If you already have wood flooring, make sure that any new floor you get does not clash with it. Sudden transitions from dark to light can look disconnected, so you might want to consider grey. Undoubtedly the most fashionable wood flooring colour of the past few years, grey has a multitude of tones and shades that can complement most decors. In its lighter shades, it gives a cool, relaxed feel. If you take it darker, it is warm and solid, ideal for cosy living rooms. Grey can also contain other colours such as pink, violet or blue, and a piece of furniture in any of these colours will bring out the tones in the flooring.
Changing trends in wood floor colours
Ideal Home is reporting a change in trends when it comes to real wood flooring. Until recently, everyone wanted pale woods with narrow planks or strips. The trend now is for darker wood and reclaimed flooring, which is often darker anyway. Imperfections and scarring in the wood are not seen as important. In fact, people now think they add to the character of the wood and make it look less like it was made in a factory. People want their wood to look reclaimed.
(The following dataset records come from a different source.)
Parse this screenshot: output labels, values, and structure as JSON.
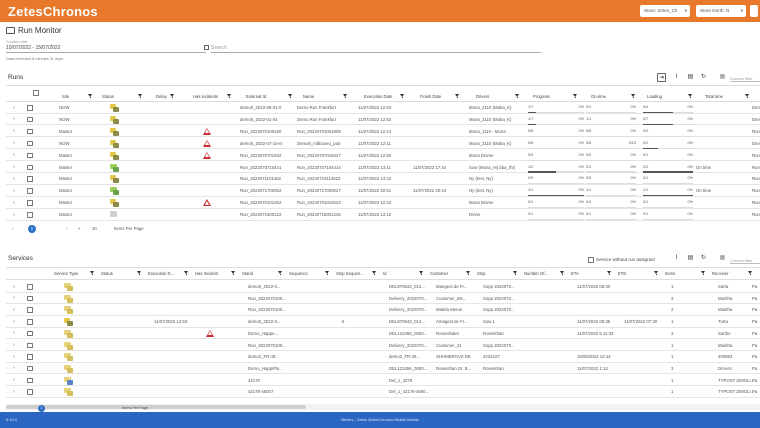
{
  "app": {
    "logo": "ZetesChronos"
  },
  "topbar": {
    "selects": [
      "Store: Zetes_Ch",
      "Store North: N",
      "",
      ""
    ],
    "colors": {
      "bar": "#e8782a",
      "footer": "#2c66c3",
      "accent": "#2a6ec6"
    }
  },
  "page": {
    "title": "Run Monitor",
    "monitor_icon": "monitor-icon",
    "date_label": "Creation date",
    "date_value": "10/07/2022 - 15/07/2022",
    "search_placeholder": "Search",
    "hint": "Data refreshed 8 minutes 31 days"
  },
  "runs": {
    "title": "Runs",
    "filter_placeholder": "Column filter",
    "tools": [
      "export-icon",
      "text-icon",
      "document-icon",
      "refresh-icon"
    ],
    "columns": [
      "Site",
      "Status",
      "Delay",
      "Has incidents",
      "External Id",
      "Name",
      "Execution Date",
      "Finish Date",
      "Drivers",
      "Progress",
      "On-time",
      "Loading",
      "Total time"
    ],
    "rows": [
      {
        "site": "NOW",
        "status": "mixed",
        "delay": "",
        "incident": false,
        "ext": "demo0_2022-05-01-0",
        "name": "Demo Run Frankfurt",
        "exec": "11/07/2022 12:53",
        "finish": "",
        "driver": "Mona_2110 (Maha_K)",
        "prog_n": "1/7",
        "prog_p": "0%",
        "prog_f": 0.15,
        "ot_n": "0/1",
        "ot_p": "0%",
        "load_n": "0/4",
        "load_p": "0%",
        "load_f": 0.6,
        "total": "",
        "extra": "Dem"
      },
      {
        "site": "NOW",
        "status": "mixed",
        "delay": "",
        "incident": false,
        "ext": "demo0_2022-01-04",
        "name": "Demo Run Frankfurt",
        "exec": "11/07/2022 12:53",
        "finish": "",
        "driver": "Mona_2110 (Maha_K)",
        "prog_n": "1/7",
        "prog_p": "0%",
        "prog_f": 0.15,
        "ot_n": "1/1",
        "ot_p": "0%",
        "load_n": "0/7",
        "load_p": "0%",
        "load_f": 0.6,
        "total": "",
        "extra": "Dem"
      },
      {
        "site": "Mastor",
        "status": "mixed",
        "delay": "",
        "incident": true,
        "ext": "Run_2022070100190",
        "name": "Run_20220701001909",
        "exec": "11/07/2022 12:14",
        "finish": "",
        "driver": "Mona_1110 - Mona",
        "prog_n": "0/8",
        "prog_p": "0%",
        "prog_f": 0.0,
        "ot_n": "0/8",
        "ot_p": "0%",
        "load_n": "0/0",
        "load_p": "0%",
        "load_f": 0.0,
        "total": "",
        "extra": "Run"
      },
      {
        "site": "NOW",
        "status": "mixed",
        "delay": "",
        "incident": true,
        "ext": "demo0_2022-07-10-m",
        "name": "Demo0_mbboxeu_pub",
        "exec": "11/07/2022 12:11",
        "finish": "",
        "driver": "Mona_2110 (Maha_K)",
        "prog_n": "0/6",
        "prog_p": "0%",
        "prog_f": 0.0,
        "ot_n": "0/8",
        "ot_p": "0/13",
        "load_n": "0/2",
        "load_p": "0%",
        "load_f": 0.3,
        "total": "",
        "extra": "Dem"
      },
      {
        "site": "Master",
        "status": "mixed",
        "delay": "",
        "incident": true,
        "ext": "Run_2022070701832",
        "name": "Run_20220707018327",
        "exec": "11/07/2022 12:50",
        "finish": "",
        "driver": "Mona Drivee",
        "prog_n": "0/3",
        "prog_p": "0%",
        "prog_f": 0.0,
        "ot_n": "0/0",
        "ot_p": "0%",
        "load_n": "0/1",
        "load_p": "0%",
        "load_f": 0.0,
        "total": "",
        "extra": "Run"
      },
      {
        "site": "Master",
        "status": "green",
        "delay": "",
        "incident": false,
        "ext": "Run_2022070710441",
        "name": "Run_20220707104414",
        "exec": "11/07/2022 13:11",
        "finish": "11/07/2022 17:44",
        "driver": "Sow (Mona_Hij bba_thr)",
        "prog_n": "1/2",
        "prog_p": "0%",
        "prog_f": 0.5,
        "ot_n": "2/1",
        "ot_p": "0%",
        "load_n": "2/2",
        "load_p": "0%",
        "load_f": 1.0,
        "total": "On time",
        "extra": "Run"
      },
      {
        "site": "Mastor",
        "status": "mixed",
        "delay": "",
        "incident": false,
        "ext": "Run_2022071101462",
        "name": "Run_20220710114623",
        "exec": "11/07/2022 14:22",
        "finish": "",
        "driver": "Ny (test, Ny)",
        "prog_n": "0/9",
        "prog_p": "0%",
        "prog_f": 0.0,
        "ot_n": "0/5",
        "ot_p": "0%",
        "load_n": "0/1",
        "load_p": "0%",
        "load_f": 0.0,
        "total": "",
        "extra": "Run"
      },
      {
        "site": "Mastor",
        "status": "green",
        "delay": "",
        "incident": false,
        "ext": "Run_2022071700052",
        "name": "Run_20220717000527",
        "exec": "11/07/2022 20:51",
        "finish": "11/07/2022 20:44",
        "driver": "Ny (test, Ny)",
        "prog_n": "1/1",
        "prog_p": "0%",
        "prog_f": 1.0,
        "ot_n": "1/1",
        "ot_p": "0%",
        "load_n": "1/1",
        "load_p": "0%",
        "load_f": 1.0,
        "total": "On time",
        "extra": "Run"
      },
      {
        "site": "Mastor",
        "status": "mixed",
        "delay": "",
        "incident": true,
        "ext": "Run_2022070101262",
        "name": "Run_20220701012624",
        "exec": "11/07/2022 12:24",
        "finish": "",
        "driver": "Mona Drivee",
        "prog_n": "0/1",
        "prog_p": "0%",
        "prog_f": 0.0,
        "ot_n": "0/4",
        "ot_p": "0%",
        "load_n": "0/1",
        "load_p": "0%",
        "load_f": 0.0,
        "total": "",
        "extra": "Run"
      },
      {
        "site": "Mastor",
        "status": "grey",
        "delay": "",
        "incident": false,
        "ext": "Run_2022071500122",
        "name": "Run_20220715001226",
        "exec": "11/07/2022 13:12",
        "finish": "",
        "driver": "Driver",
        "prog_n": "0/1",
        "prog_p": "0%",
        "prog_f": 0.0,
        "ot_n": "0/1",
        "ot_p": "0%",
        "load_n": "0/1",
        "load_p": "0%",
        "load_f": 0.0,
        "total": "",
        "extra": "Run"
      }
    ],
    "pager": {
      "prev": "‹",
      "page": "1",
      "next": "›",
      "last": "»",
      "size": "10",
      "label": "Items Per Page"
    }
  },
  "services": {
    "title": "Services",
    "without_run_label": "Service without run assigned",
    "filter_placeholder": "Column filter",
    "tools": [
      "text-icon",
      "document-icon",
      "refresh-icon"
    ],
    "columns": [
      "Service Type",
      "Status",
      "Execution D...",
      "Has Incident",
      "Stand",
      "Sequence",
      "Stop Sequen...",
      "Id",
      "Customer",
      "Stop",
      "Number Of...",
      "ETA",
      "ETD",
      "Items",
      "Receiver"
    ],
    "rows": [
      {
        "type": "yellow",
        "status": "",
        "exec": "",
        "incident": false,
        "stand": "demo0_2022-0...",
        "seq": "",
        "stopseq": "",
        "id": "DEL870643_012...",
        "customer": "Mangeot de Fr...",
        "stop": "Sopp 2022070...",
        "number": "",
        "eta": "11/07/2022 05:30",
        "etd": "",
        "items": "1",
        "receiver": "Sarta",
        "extra": "Pa"
      },
      {
        "type": "yellow",
        "status": "",
        "exec": "",
        "incident": false,
        "stand": "Run_2022070100...",
        "seq": "",
        "stopseq": "",
        "id": "Delivery_2022070...",
        "customer": "Customer_BS...",
        "stop": "Sopp 2022070...",
        "number": "",
        "eta": "",
        "etd": "",
        "items": "3",
        "receiver": "Maritha",
        "extra": "Pa"
      },
      {
        "type": "yellow",
        "status": "",
        "exec": "",
        "incident": false,
        "stand": "Run_2022070100...",
        "seq": "",
        "stopseq": "",
        "id": "Delivery_2022070...",
        "customer": "Matela Meron",
        "stop": "Sopp 2022070...",
        "number": "",
        "eta": "",
        "etd": "",
        "items": "2",
        "receiver": "Maritha",
        "extra": "Pa"
      },
      {
        "type": "mixed",
        "status": "",
        "exec": "11/07/2022 12:53",
        "incident": false,
        "stand": "demo0_2022-0...",
        "seq": "",
        "stopseq": "6",
        "id": "DEL870643_012...",
        "customer": "Amagest de Fr...",
        "stop": "Sow 1",
        "number": "",
        "eta": "11/07/2022 05:36",
        "etd": "11/07/2022 07:30",
        "items": "1",
        "receiver": "Turta",
        "extra": "Pa"
      },
      {
        "type": "yellow",
        "status": "",
        "exec": "",
        "incident": true,
        "stand": "Demo_Happe...",
        "seq": "",
        "stopseq": "",
        "id": "DEL123456_0000...",
        "customer": "Rosenthaler",
        "stop": "Rosenthan",
        "number": "",
        "eta": "11/07/2022 5 11:33",
        "etd": "",
        "items": "3",
        "receiver": "Sarthe",
        "extra": "Pa"
      },
      {
        "type": "yellow",
        "status": "",
        "exec": "",
        "incident": false,
        "stand": "Run_2022070100...",
        "seq": "",
        "stopseq": "",
        "id": "Delivery_2022070...",
        "customer": "Customer_21",
        "stop": "Sopp 2022070...",
        "number": "",
        "eta": "",
        "etd": "",
        "items": "1",
        "receiver": "Maritha",
        "extra": "Pa"
      },
      {
        "type": "yellow",
        "status": "",
        "exec": "",
        "incident": false,
        "stand": "demo2_FR:40...",
        "seq": "",
        "stopseq": "",
        "id": "demo2_FR:40...",
        "customer": "SHHMEROVZ DE",
        "stop": "2224107",
        "number": "",
        "eta": "15/05/2022 12:43",
        "etd": "",
        "items": "1",
        "receiver": "400683",
        "extra": "Pa"
      },
      {
        "type": "yellow",
        "status": "",
        "exec": "",
        "incident": false,
        "stand": "Demo_HappiPlu...",
        "seq": "",
        "stopseq": "",
        "id": "DEL123456_0000...",
        "customer": "Rosenthan Dr. B...",
        "stop": "Rosenthan",
        "number": "",
        "eta": "11/07/2022 1:13",
        "etd": "",
        "items": "3",
        "receiver": "Drivers",
        "extra": "Pa"
      },
      {
        "type": "blue",
        "status": "",
        "exec": "",
        "incident": false,
        "stand": "42170",
        "seq": "",
        "stopseq": "",
        "id": "Del_1_4279",
        "customer": "",
        "stop": "",
        "number": "",
        "eta": "",
        "etd": "",
        "items": "1",
        "receiver": "TYPOST ZIMOLI...",
        "extra": "Pa"
      },
      {
        "type": "yellow",
        "status": "",
        "exec": "",
        "incident": false,
        "stand": "42178-45007",
        "seq": "",
        "stopseq": "",
        "id": "Del_1_42178-4500...",
        "customer": "",
        "stop": "",
        "number": "",
        "eta": "",
        "etd": "",
        "items": "1",
        "receiver": "TYPOST ZIMOLI...",
        "extra": "Pa"
      }
    ],
    "pager": {
      "page": "1",
      "label": "Items Per Page"
    }
  },
  "footer": {
    "left": "6.14.0",
    "center": "Meters - Zetes ZetesChronos Mobile Mobile"
  }
}
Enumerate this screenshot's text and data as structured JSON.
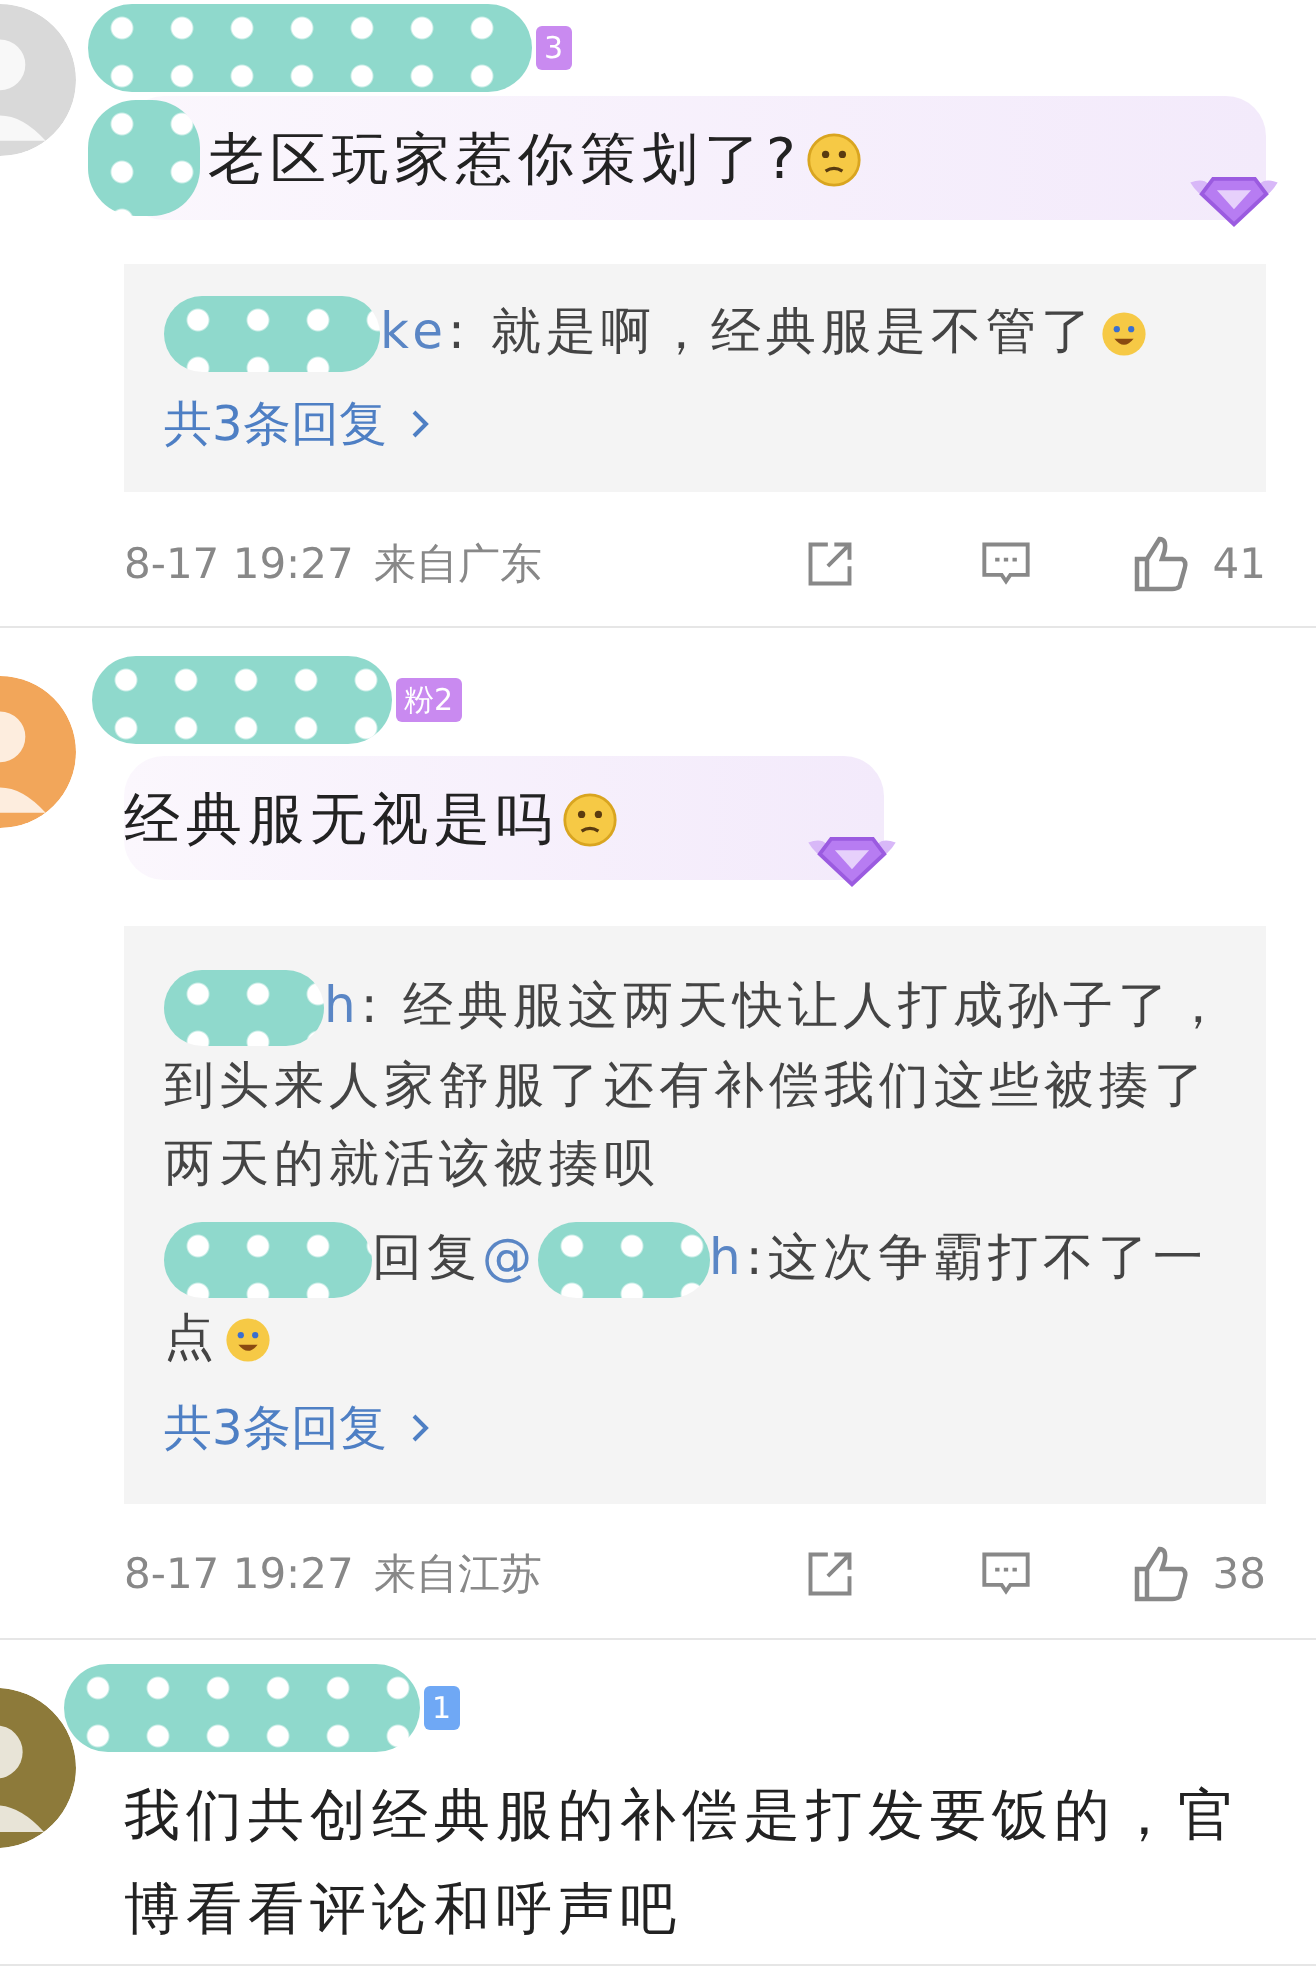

Dark floor colours are not really suitable for small rooms with dark walls or a lot of dark furniture. They work well in light halls or large open-plan spaces that get plenty of natural light from windows.
Unstained and natural woods look good in classic, understated interiors. However, beware of what Norwegians call “pine hell” – an overuse of pale-toned woods and furniture. Similarly, try to avoid making the walls and floor the same shade as it gives a prison cell effect.
Be realistic about light levels
Many photographs in interior design shots online are lit with artificial lamps and then massively exposed to give the impression of searing light. The light in your home is unlikely to be that bright in August, let alone February. Go to a big wood flooring warehouse site like www.woodfloorwarehouse.co.uk, where you’ll see more realistic pictures of what the floors are actually like.
Another good strategy is to ask for samples so that you can see the colour in the actual light of the room you want to floor.